Tuesday, April 8, 2008

I WAX PHILOSOPHIC ABOUT MUSICAL TASTE, and FEATURE ARTIST COMMANDER CODY

Yesterday in the mail I got a CD I’d ordered: Lost in the Ozone by Commander Cody and his Lost Planet Airmen. Recently I’d been having a hankering to hear some of their music once again. You see, I had a CCLPA album ages ago, but like the rest of my old records, it got given away or left behind on one of my many many moves over the years. Once I reached my middle years, and had a bit more discretionary income, I started gradually replacing the music of my youth, but the question remains – what nameless stuff could my younger self possibly have thought was more important than music, no matter what the effort to pack and schlep involved? If memory serves, I had a pretty eclectic (and no doubt now highly collectible) survey of the 60s and 70s. The Beach Boys, Sonny and Cher, Marvin Gaye and all the Motown gang, Janis Joplin, Jefferson Airplane, The Who; all those “first edition” British Invasion Beatles and Stones. Then there was The Moody Blues, Buffy Saint-Marie, Dylan, Baez, Peter Paul and Mary. And Delaney and Bonnie, CCR, Jethro Tull – the list goes on and on.

Everything is now being replaced with CDs, and the occasional LP – well, almost everything. I can remember grooving to Alice Cooper and Yes, among others, but I won’t likely replace those now. Not because I don’t think they’re good anymore. If I hear them on the radio, I still listen. But…why is it that some music seems to be more frozen to a specific time and place and the people we were back when, while some music grows old right along with us? I don’t know the answer to that one, but if you do, please, step up to the mic (so to speak).

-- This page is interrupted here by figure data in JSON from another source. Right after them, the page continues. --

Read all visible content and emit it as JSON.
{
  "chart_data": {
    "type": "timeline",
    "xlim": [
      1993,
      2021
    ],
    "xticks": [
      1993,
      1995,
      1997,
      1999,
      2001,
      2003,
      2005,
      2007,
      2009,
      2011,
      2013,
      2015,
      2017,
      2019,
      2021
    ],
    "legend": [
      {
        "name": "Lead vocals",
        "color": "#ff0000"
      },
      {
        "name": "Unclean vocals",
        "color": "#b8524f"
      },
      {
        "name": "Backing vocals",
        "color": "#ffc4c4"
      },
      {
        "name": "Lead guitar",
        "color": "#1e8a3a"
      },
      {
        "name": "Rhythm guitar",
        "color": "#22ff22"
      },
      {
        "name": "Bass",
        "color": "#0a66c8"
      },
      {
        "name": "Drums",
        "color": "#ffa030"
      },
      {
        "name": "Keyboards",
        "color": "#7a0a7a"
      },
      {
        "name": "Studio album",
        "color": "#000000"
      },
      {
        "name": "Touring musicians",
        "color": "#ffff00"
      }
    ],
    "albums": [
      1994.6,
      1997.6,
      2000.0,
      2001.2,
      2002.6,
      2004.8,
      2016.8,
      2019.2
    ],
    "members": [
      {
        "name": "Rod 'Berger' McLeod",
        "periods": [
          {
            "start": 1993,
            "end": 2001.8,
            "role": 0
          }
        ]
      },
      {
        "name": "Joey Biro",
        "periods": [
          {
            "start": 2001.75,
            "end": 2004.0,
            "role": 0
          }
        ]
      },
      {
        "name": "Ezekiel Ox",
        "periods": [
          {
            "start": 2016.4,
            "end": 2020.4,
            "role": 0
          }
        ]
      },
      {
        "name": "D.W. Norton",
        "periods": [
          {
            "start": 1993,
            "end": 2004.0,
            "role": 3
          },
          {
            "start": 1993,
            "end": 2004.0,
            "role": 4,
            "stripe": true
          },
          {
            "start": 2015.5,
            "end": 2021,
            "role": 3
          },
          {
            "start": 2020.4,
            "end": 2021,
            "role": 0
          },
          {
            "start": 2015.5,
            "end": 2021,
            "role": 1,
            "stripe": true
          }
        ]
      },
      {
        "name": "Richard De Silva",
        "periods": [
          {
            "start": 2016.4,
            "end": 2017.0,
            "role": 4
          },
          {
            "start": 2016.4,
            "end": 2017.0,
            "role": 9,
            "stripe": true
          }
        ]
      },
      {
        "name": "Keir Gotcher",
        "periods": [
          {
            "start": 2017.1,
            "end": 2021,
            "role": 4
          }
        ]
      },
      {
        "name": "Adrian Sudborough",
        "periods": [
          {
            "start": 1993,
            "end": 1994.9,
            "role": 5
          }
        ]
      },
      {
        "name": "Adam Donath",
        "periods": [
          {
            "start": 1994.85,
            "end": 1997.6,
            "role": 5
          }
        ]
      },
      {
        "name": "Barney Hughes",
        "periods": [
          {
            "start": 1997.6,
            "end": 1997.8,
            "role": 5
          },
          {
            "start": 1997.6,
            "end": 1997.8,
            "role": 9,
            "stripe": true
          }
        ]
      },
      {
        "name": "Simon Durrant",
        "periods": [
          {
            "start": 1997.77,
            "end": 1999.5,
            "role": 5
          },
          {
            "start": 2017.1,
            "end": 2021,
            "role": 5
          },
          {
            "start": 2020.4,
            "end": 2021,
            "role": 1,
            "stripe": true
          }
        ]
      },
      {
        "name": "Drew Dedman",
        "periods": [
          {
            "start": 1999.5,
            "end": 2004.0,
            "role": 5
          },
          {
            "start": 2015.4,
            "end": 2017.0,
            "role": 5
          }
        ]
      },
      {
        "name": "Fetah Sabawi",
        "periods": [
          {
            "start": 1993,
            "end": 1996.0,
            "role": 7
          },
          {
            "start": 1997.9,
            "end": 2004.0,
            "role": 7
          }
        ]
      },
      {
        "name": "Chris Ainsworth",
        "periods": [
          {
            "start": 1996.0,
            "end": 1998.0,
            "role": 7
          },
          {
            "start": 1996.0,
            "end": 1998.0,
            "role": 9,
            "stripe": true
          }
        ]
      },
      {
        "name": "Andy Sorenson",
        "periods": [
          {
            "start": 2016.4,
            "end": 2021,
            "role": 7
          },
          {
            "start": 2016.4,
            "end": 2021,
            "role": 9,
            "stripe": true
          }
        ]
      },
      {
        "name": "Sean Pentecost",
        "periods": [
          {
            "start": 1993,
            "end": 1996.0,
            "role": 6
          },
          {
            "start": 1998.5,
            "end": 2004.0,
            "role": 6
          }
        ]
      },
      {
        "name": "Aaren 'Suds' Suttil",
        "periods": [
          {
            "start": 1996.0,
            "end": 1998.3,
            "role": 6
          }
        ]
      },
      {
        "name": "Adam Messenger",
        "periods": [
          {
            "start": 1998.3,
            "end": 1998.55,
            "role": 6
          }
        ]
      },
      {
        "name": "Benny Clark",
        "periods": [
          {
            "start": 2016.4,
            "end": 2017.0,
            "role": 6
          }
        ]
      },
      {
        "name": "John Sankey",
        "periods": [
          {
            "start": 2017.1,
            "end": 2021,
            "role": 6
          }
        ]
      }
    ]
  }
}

Here’s a nice little two-fer from Commander Cody and the boys. The band (who hailed from Ann Arbor – and you know what a Michigan booster I am!) gave us a unique mix – a little rockabilly, a little country, a little blues, a little boogie, just about whatever ya got. These two are favorites of mine. Classic “tear in the beer” songs? Maybe (the only thing that didn’t happen was his dog didn’t get run over...but died of natural causes I guess) but I dare you to listen and not be even a little touched. I still occasionally use the eminently descriptive term “seeds and stems” even though my weekend hippie days are long behind me. http://www.youtube.com/watch?v=Itaz8yNPe1k

A little refresher for those who may need it: The song "What Made Milwaukee Famous" is a reference to an old Schlitz beer commercial, known as "The beer that made Milwaukee famous." And, "seeds and stems" refers to the undesirable dregs of a baggie of marijuana, after the choice leaves have all gone (literally) up in smoke.